I do, however, wonder just how big Leinster and Munster’s budgets are, and whether the ‘moneybags’ term really should be applied to them? Equally, bearing in mind that the Gallagher Premiership isn’t going to pale in terms of intensity and quality, and enforced rest periods such as the ones the IRFU impose on their players simply aren’t going to happen here, it just illustrates once again that the English sides need to find a way of having much bigger squads.
The logic for this is overwhelming, and by the time the later stages of the Champions Cup come round expect to see results showing that.
There is one caveat, and it’s the gulf that has opened up between the top two English clubs, Exeter Chiefs and Saracens, and the rest. Heading into this weekend they were no fewer than ten points clear of their nearest rivals.
If they can maintain that form then, come the later pool games and the knock-out stages, they might just be able to ‘go Irish’ and rest a few players for Premiership matches, something that would help them greatly in Europe.
So, you’re sitting in an interminable disciplinary hearing and to relieve the boredom you take to Twitter. Maybe it was a comment from a fan on a forum, or an email you received, so you post ‘What a joke’: what could possibly be wrong with that?
Nothing, but if the disciplinary panel decided that your comment referred to what they were doing, then that would be both disrespectful and daft.
We don’t know why the panel decided they couldn’t resolve the Nathan Hughes’ hearing that evening, but there is speculation his Tweet was taken as referring to what was going on, and they took a dim view of it.
The wider point is that this is yet another unsatisfactory disciplinary matter that shows rugby in a bad light. Players sometimes get punished if they’ve done something that reflects badly on the game, but a panel dithering for hours looks plain incompetent.
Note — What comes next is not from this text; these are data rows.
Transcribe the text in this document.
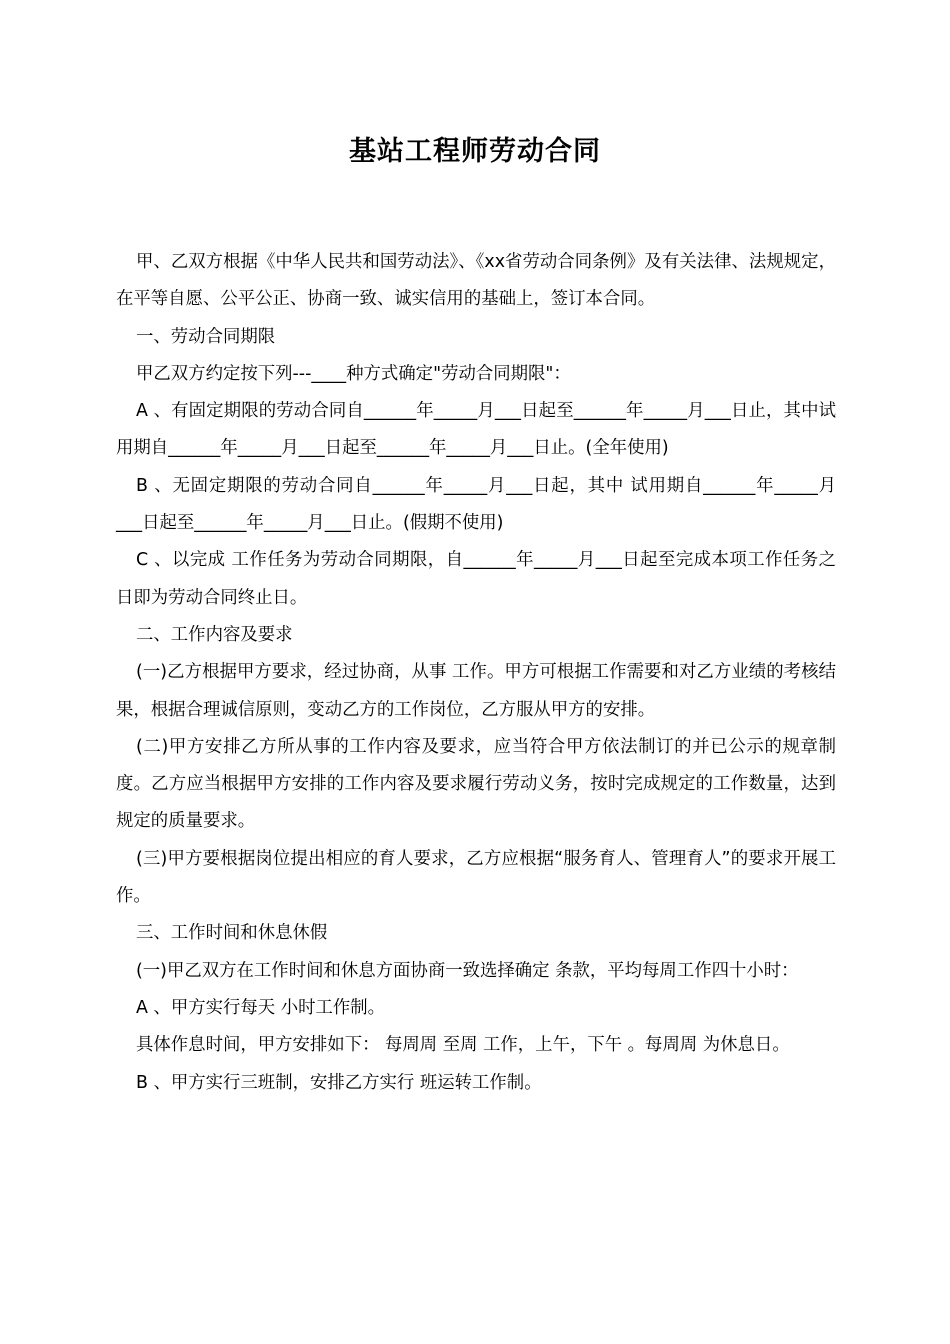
基站工程师劳动合同

甲、乙双方根据《中华人民共和国劳动法》、《xx省劳动合同条例》及有关法律、法规规定，在平等自愿、公平公正、协商一致、诚实信用的基础上，签订本合同。

一、劳动合同期限

甲乙双方约定按下列---____种方式确定"劳动合同期限"：

A 、有固定期限的劳动合同自______年_____月___日起至______年_____月___日止，其中试用期自______年_____月___日起至______年_____月___日止。(全年使用)

B 、无固定期限的劳动合同自______年_____月___日起，其中 试用期自______年_____月___日起至______年_____月___日止。(假期不使用)

C 、以完成 工作任务为劳动合同期限，自______年_____月___日起至完成本项工作任务之日即为劳动合同终止日。

二、工作内容及要求

(一)乙方根据甲方要求，经过协商，从事 工作。甲方可根据工作需要和对乙方业绩的考核结果，根据合理诚信原则，变动乙方的工作岗位，乙方服从甲方的安排。

(二)甲方安排乙方所从事的工作内容及要求，应当符合甲方依法制订的并已公示的规章制度。乙方应当根据甲方安排的工作内容及要求履行劳动义务，按时完成规定的工作数量，达到规定的质量要求。

(三)甲方要根据岗位提出相应的育人要求，乙方应根据“服务育人、管理育人”的要求开展工作。

三、工作时间和休息休假

(一)甲乙双方在工作时间和休息方面协商一致选择确定 条款，平均每周工作四十小时：

A 、甲方实行每天 小时工作制。

具体作息时间，甲方安排如下： 每周周 至周 工作，上午，下午 。每周周 为休息日。

B 、甲方实行三班制，安排乙方实行 班运转工作制。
I’m sure they would argue that with lawyers present this is a quasi-legal process and needs proper consideration, but it has left many wondering whether the panel members are paid by the hour!
At one time if a hearing was scheduled for 18:30 you’d expect to hear something a couple of hours later, but they now seem to go on forever.
You’d be hard pressed to find anyone who thinks that rugby’s disciplinary processes work well, and that’s got to be a worry.
The Challenge Cup has always seemed like the losers’ cup to me. It’s where your club ends up if they aren’t good enough to play with the big boys, and this year the gulf is set to grow even wider. BT Sports are showing all ten Champions Cup pool games each weekend, which means the Challenge Cup has been squeezed out of the schedules.
With some big names such as Harlequins, Northampton Saints, Ospreys, Clermont, and Stade Francais relegated to the second tier, there will be a lot of fans desperately scouring the internet to find some way of watching their club’s matches.